The James Webb Space Telescope located the most distant galaxy detected to date, created during the initial expansion of the Universe, just 320 million years after the
Big Bang,
according to studies published Tuesday.
The further away the galaxies are, and therefore younger,
the more difficult they are to detect
, since their light signal is very poor.
The first results from the James Webb Telescope (JWST), which began operating in July 2022, identified numerous "candidate" galaxies in the infrared spectrum, a wavelength invisible
to the human eye
that allows us to go back much further in time.
One of the previous images taken by the James Webb telescope of the Pandora cluster.
The Webb telescope has powerful infrared observation capabilities, which combined with spectroscopy, which analyzes light from an object to determine its chemical elements, located "unambiguously" the existence of four galaxies
.
All of them are located at the red end of the spectrum, that is, they are very far away, with an age ranging between 300 and 500 million years after the Big Bang (which occurred 13.8 billion years ago), according to two published studies. in
Nature Astronomy.
At that time, the Universe
was only 2% of its current age,
and it was going through what scientists call a reionization period: after the period known as the "dark ages", it became active again and began to produce a large amount of of stars.
The most distant galaxy located by the JWST, named
JADES-GS-z13-0,
formed "320 million years after the Big Bang" and its light is the most distant observed to date by astronomers, he explained to the AFP agency.
Stéphane Charlot of the Paris Institute of Astrophysics
, one of the study's authors.
Artist's rendering of the James Webb Space Telescope.
Photo Nasa- Beckwith
The space telescope also confirmed the existence of the galaxy GM-z11, some 450 million years after the Big Bang, and which had already been detected by the
Hubble telescope.
The four observed galaxies are very low-massive - barely a hundred million solar masses, compared to 1.5 trillion for the
Milky Way.
Instead, these galaxies are
"very active when it comes to forming stars
, in proportion to their mass", details this astrophysicist.

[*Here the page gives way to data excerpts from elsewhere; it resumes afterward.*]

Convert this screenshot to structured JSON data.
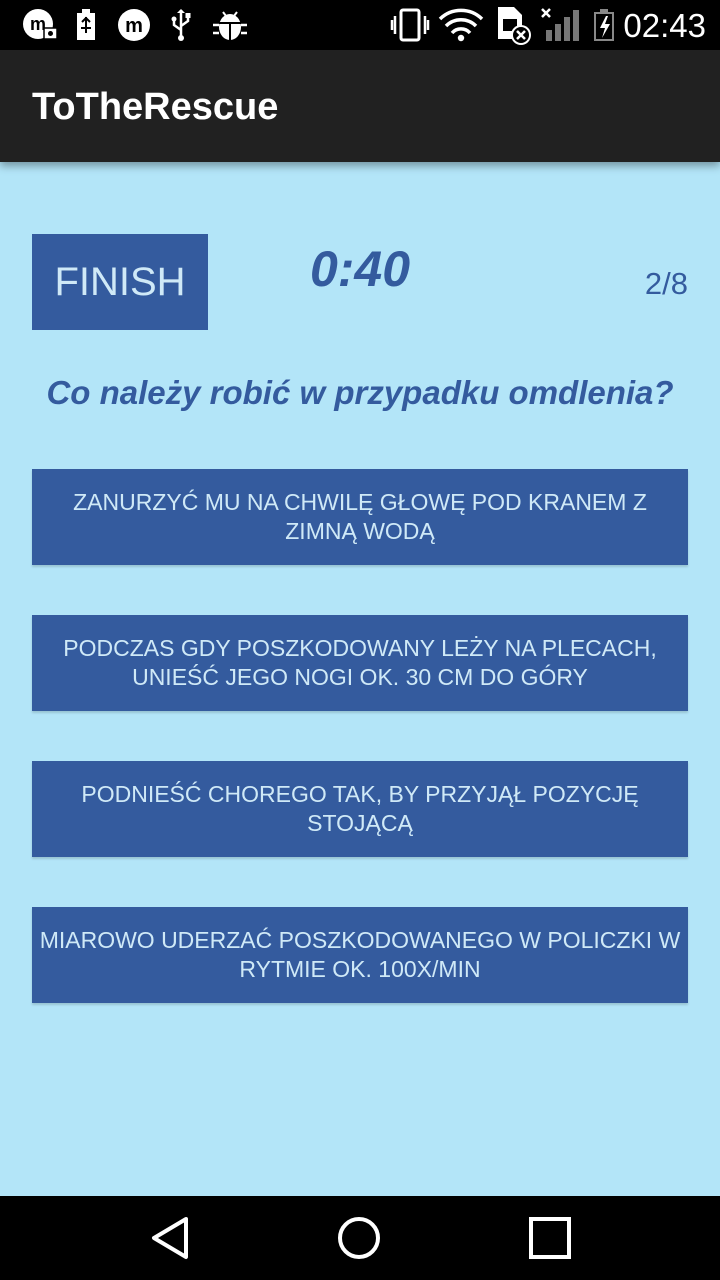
{
  "status_bar": {
    "time": "02:43",
    "icons": [
      "m-camera-icon",
      "battery-usb-icon",
      "m-icon",
      "usb-icon",
      "android-debug-icon",
      "vibrate-icon",
      "wifi-icon",
      "sim-error-icon",
      "signal-icon",
      "battery-charging-icon"
    ]
  },
  "app_bar": {
    "title": "ToTheRescue"
  },
  "quiz": {
    "finish_label": "FINISH",
    "timer": "0:40",
    "progress": "2/8",
    "question": "Co należy robić w przypadku omdlenia?",
    "answers": [
      "ZANURZYĆ MU NA CHWILĘ GŁOWĘ POD KRANEM Z ZIMNĄ WODĄ",
      "PODCZAS GDY POSZKODOWANY LEŻY NA PLECACH, UNIEŚĆ JEGO NOGI OK. 30 CM DO GÓRY",
      "PODNIEŚĆ CHOREGO TAK, BY PRZYJĄŁ POZYCJĘ STOJĄCĄ",
      "MIAROWO UDERZAĆ POSZKODOWANEGO W POLICZKI W RYTMIE OK. 100X/MIN"
    ]
  },
  "nav_bar": {
    "icons": [
      "back-icon",
      "home-icon",
      "recents-icon"
    ]
  },
  "colors": {
    "background": "#b3e5f8",
    "button": "#345b9e",
    "button_text": "#cfe9f7",
    "app_bar": "#212121"
  }
}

The formation of stars is taking place "at approximately the same rate as the Milky Way" a "surprising speed in that
initial stage of the Universe
", comments the researcher.
These galaxies are otherwise
"very metal poor"
, a discovery that confirms the usual theories of cosmology: the closer to the origin of the Universe, the less time these stars had to form complex molecules.
This new contribution from the JWST is
"a technological feat,"
says Pieter van Dokkum, an astronomer at Yale University, in a commentary attached to the study.
"Every month" the telescope exceeds "the frontiers of exploration," he explains.
In February, James Webb located a group of six galaxies 500 to 700 million years old after the Big Bang, apparently much more massive than expected.
If the existence of these galaxies were confirmed by spectroscopy, that could
call into question some of the theories about the formation of the universe.